I keep getting this issue when running Train Random Trees. It doesn't matter how many input parameters I use, the same error arises:

 ('line 472', 'c:\\program files\\arcgis\\pro\\Resources\\ArcToolbox\\Scripts\\archydro\\trainrandomtrees.py', "sklearn.utils._param_validation.InvalidParameterError: The 'max_features' parameter of RandomForestClassifier must be an int in the range [1, inf), a float in the range (0.0, 1.0], a str among {'log2', 'sqrt'} or None. Got 'auto' instead.")

Any suggestions on getting past this? Thanks 

DanJansson
New Contributor

Hello!

I am experience an error with the Train Random Trees.

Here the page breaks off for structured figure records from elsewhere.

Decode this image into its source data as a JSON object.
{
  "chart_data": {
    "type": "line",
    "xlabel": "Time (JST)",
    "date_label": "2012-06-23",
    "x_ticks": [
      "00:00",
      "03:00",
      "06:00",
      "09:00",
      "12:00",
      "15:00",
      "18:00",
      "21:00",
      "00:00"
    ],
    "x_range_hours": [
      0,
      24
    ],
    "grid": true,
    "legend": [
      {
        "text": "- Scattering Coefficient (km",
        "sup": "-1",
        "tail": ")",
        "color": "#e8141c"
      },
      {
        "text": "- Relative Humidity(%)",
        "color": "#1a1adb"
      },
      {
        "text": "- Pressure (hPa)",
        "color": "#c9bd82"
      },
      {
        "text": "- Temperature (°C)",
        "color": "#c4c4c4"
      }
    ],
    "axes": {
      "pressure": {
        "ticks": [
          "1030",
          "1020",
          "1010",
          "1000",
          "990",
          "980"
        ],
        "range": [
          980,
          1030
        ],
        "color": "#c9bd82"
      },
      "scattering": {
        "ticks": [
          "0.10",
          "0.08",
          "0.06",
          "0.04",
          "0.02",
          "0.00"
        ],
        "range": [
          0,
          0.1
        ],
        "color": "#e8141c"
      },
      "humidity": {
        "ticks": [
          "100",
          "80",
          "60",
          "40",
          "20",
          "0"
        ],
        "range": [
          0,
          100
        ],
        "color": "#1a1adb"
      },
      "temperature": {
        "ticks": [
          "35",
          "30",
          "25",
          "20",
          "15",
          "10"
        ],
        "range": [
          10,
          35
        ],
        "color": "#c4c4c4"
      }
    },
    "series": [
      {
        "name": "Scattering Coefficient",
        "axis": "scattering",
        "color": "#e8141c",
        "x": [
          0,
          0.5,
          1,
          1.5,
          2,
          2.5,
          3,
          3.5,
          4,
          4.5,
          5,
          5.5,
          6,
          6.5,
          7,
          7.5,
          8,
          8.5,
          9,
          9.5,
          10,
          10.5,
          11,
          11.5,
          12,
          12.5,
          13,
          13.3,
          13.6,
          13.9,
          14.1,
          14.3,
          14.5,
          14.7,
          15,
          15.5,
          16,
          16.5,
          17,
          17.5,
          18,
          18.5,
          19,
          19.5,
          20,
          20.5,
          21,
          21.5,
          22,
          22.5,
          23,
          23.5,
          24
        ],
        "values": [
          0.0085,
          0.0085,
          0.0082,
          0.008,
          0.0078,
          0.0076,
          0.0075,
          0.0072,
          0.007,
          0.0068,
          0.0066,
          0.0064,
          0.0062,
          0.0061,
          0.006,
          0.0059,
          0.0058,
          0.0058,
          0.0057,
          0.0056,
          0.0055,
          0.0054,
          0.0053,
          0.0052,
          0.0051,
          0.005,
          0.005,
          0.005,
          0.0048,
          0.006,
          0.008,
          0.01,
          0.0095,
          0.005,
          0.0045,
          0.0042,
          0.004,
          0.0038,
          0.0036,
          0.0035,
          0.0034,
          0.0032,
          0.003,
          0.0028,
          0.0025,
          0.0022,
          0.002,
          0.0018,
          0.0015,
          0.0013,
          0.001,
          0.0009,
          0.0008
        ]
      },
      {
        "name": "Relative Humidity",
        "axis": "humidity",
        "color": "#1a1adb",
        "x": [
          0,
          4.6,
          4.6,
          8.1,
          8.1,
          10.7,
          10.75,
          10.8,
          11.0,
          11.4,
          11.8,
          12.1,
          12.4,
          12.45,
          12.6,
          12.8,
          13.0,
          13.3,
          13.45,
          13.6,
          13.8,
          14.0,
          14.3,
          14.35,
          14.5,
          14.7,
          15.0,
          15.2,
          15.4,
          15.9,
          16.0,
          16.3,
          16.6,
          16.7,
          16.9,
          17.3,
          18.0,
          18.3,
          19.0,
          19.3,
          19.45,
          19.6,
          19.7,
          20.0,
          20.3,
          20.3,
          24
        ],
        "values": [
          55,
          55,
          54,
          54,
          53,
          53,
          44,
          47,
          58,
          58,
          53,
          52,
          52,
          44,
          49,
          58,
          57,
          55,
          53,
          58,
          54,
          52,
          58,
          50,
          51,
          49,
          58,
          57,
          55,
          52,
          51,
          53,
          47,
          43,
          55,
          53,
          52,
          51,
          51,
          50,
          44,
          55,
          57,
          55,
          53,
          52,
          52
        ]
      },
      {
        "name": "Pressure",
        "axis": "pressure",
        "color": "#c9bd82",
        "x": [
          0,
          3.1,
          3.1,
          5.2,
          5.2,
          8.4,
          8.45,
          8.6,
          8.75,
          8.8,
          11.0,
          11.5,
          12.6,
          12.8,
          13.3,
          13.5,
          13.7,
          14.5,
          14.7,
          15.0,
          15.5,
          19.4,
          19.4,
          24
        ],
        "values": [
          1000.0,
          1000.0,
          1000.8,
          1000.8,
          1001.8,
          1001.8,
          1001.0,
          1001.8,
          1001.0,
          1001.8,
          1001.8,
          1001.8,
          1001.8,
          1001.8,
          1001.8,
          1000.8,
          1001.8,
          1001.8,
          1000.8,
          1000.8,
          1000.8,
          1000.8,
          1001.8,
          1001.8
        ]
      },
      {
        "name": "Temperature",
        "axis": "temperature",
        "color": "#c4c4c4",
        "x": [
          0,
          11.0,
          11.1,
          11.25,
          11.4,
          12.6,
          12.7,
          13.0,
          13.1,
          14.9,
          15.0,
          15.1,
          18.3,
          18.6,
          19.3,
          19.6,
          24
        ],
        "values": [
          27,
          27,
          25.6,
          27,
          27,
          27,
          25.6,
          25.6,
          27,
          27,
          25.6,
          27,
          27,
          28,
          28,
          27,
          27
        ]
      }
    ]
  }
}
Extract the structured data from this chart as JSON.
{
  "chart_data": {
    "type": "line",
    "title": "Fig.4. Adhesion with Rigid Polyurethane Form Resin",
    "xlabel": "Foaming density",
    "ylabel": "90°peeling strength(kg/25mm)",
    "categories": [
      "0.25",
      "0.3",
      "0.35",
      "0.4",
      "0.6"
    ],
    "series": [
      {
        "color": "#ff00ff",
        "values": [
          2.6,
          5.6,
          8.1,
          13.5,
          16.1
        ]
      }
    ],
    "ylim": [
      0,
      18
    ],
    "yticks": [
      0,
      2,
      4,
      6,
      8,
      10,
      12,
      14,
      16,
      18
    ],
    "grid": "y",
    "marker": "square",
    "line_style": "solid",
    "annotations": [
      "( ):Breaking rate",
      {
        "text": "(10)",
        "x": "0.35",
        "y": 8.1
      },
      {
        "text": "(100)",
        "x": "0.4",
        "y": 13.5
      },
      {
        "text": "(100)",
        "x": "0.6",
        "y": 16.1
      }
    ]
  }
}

A raster error has occurred. The messages that follow will provide more detail.
ERROR 160331: The table name is invalid.
The table name is invalid.
No spatial reference exists.
The table was not found. [train_info_temp.tif]
The table was not found. [train_info_temp.tif]

I am using Arcgis pro 3.2 and ArcHydro 3.1.51

Do you have any workarounds?

Thank you

Dan

GinaO_Neil
Esri Contributor

Hi Dan,

Are your input datasets in a projected coordinate system? I recommend aligning all data with the projection of your DEM. DEMs should have linear horizontal units that match the vertical units (e.g., XY and elevation all in meters).

 

Best,

Gina

DanJansson
New Contributor

Thank you @GinaO_Neil!

It seemed like the issue was related to the cloud servers where i stored my project. It worked perfectly when i ran the tool on my local drive.

Best wishes

Dam

GinaO_Neil
Esri Contributor

Good to know. Thanks for the update, Dan!